Oireachtas Joint and Select Committees

Tuesday, 15 July 2025

Joint Oireachtas Committee on Foreign Affairs and Trade

General Scheme of Israeli Settlements in the Occupied Palestinian Territory (Prohibition of Importation of Goods) Bill 2025: Discussion (Resumed)

2:00 am

Ms Natasha Hausdorff:

These measures in the Bill would necessarily create a Government-required partial boycott of Israel. That would force American companies based in Ireland to violate federal anti-boycott laws. The background to this is that since 1997, with broad bipartisan support, federal law has banned American companies from "comply[ing] with, further[ing], or support[ing] any boycott fostered or imposed by a foreign country against a country which ... is not itself the object of any form of boycott ...". That is from paragraph 484(1) of Title 50 of the United States Code. Those laws apply even to US companies doing business abroad. Of course, there are many large companies doing business in Ireland for tax reasons.
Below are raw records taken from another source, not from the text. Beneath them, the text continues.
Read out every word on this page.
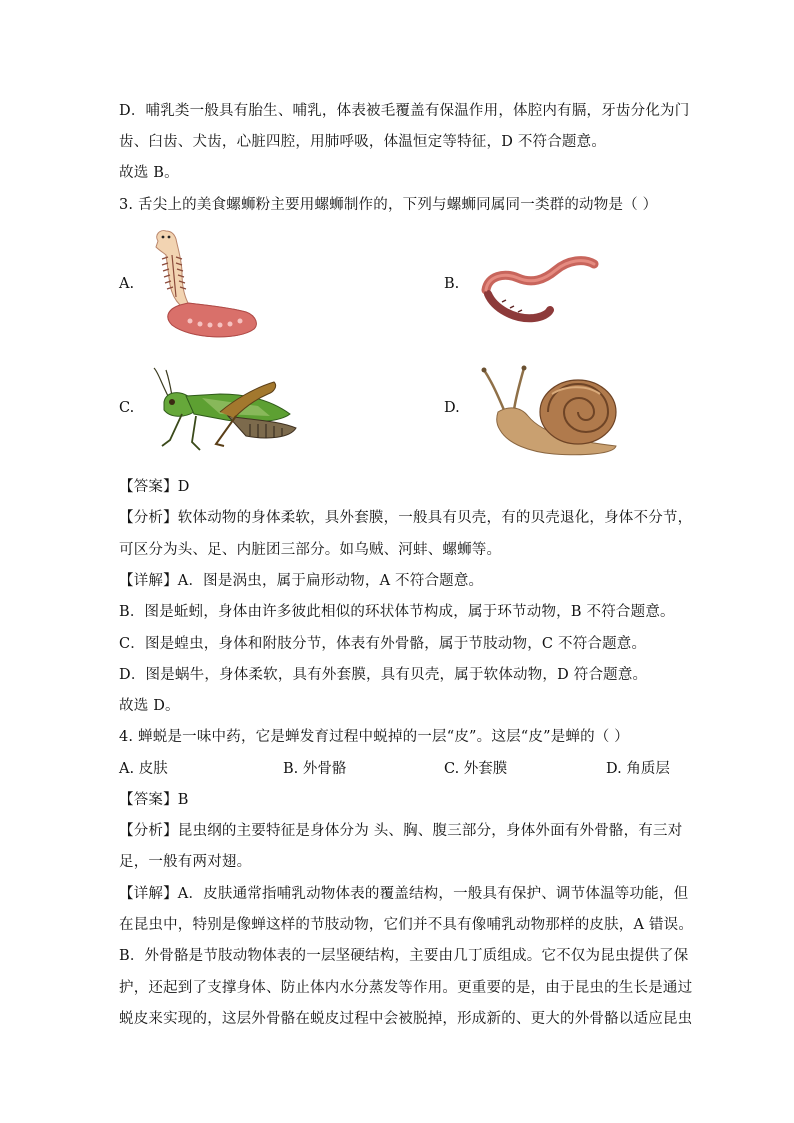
D．哺乳类一般具有胎生、哺乳，体表被毛覆盖有保温作用，体腔内有膈，牙齿分化为门
齿、臼齿、犬齿，心脏四腔，用肺呼吸，体温恒定等特征，D 不符合题意。
故选 B。
3. 舌尖上的美食螺蛳粉主要用螺蛳制作的，下列与螺蛳同属同一类群的动物是（ ）
A.	B.
C.	D.
【答案】D
【分析】软体动物的身体柔软，具外套膜，一般具有贝壳，有的贝壳退化，身体不分节，
可区分为头、足、内脏团三部分。如乌贼、河蚌、螺蛳等。
【详解】A．图是涡虫，属于扁形动物，A 不符合题意。
B．图是蚯蚓，身体由许多彼此相似的环状体节构成，属于环节动物，B 不符合题意。
C．图是蝗虫，身体和附肢分节，体表有外骨骼，属于节肢动物，C 不符合题意。
D．图是蜗牛，身体柔软，具有外套膜，具有贝壳，属于软体动物，D 符合题意。
故选 D。
4. 蝉蜕是一味中药，它是蝉发育过程中蜕掉的一层“皮”。这层“皮”是蝉的（ ）
A. 皮肤	B. 外骨骼	C. 外套膜	D. 角质层
【答案】B
【分析】昆虫纲的主要特征是身体分为 头、胸、腹三部分，身体外面有外骨骼，有三对
足，一般有两对翅。
【详解】A．皮肤通常指哺乳动物体表的覆盖结构，一般具有保护、调节体温等功能，但
在昆虫中，特别是像蝉这样的节肢动物，它们并不具有像哺乳动物那样的皮肤，A 错误。
B．外骨骼是节肢动物体表的一层坚硬结构，主要由几丁质组成。它不仅为昆虫提供了保
护，还起到了支撑身体、防止体内水分蒸发等作用。更重要的是，由于昆虫的生长是通过
蜕皮来实现的，这层外骨骼在蜕皮过程中会被脱掉，形成新的、更大的外骨骼以适应昆虫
As advised, I shall not name any names, but the issue here is that is that even if one of these companies were to represent to Irish authorities that it was complying with this proposed legislation, it would necessarily fall foul of those boycott provisions and the penalties associated with them, which I have already outlined. That is the severe danger that Ireland is courting in my respectful submission. As far as Ireland's reputation more generally is concerned, the economic consequences of this aside, Ireland is at pains, and positively so, to present itself as a positive place for international companies and American companies to do business. This is not the image that I would suggest that Ireland ought to be putting out to the world. The grave breach of EU law, which I hope we will have the opportunity to analyse in due course because I fundamentally disagree with some of the evidence that has been previously given to this committee in the pre-legislative scrutiny stage, does not paint Ireland well in the international arena if it is unilaterally exercising national policy in flagrant violation of the common commercial policy exclusivity that the European Union enjoys. For those two reasons, and many others that I am sure we will discuss, this will undoubtedly have a damaging effect on Ireland's reputation internationally.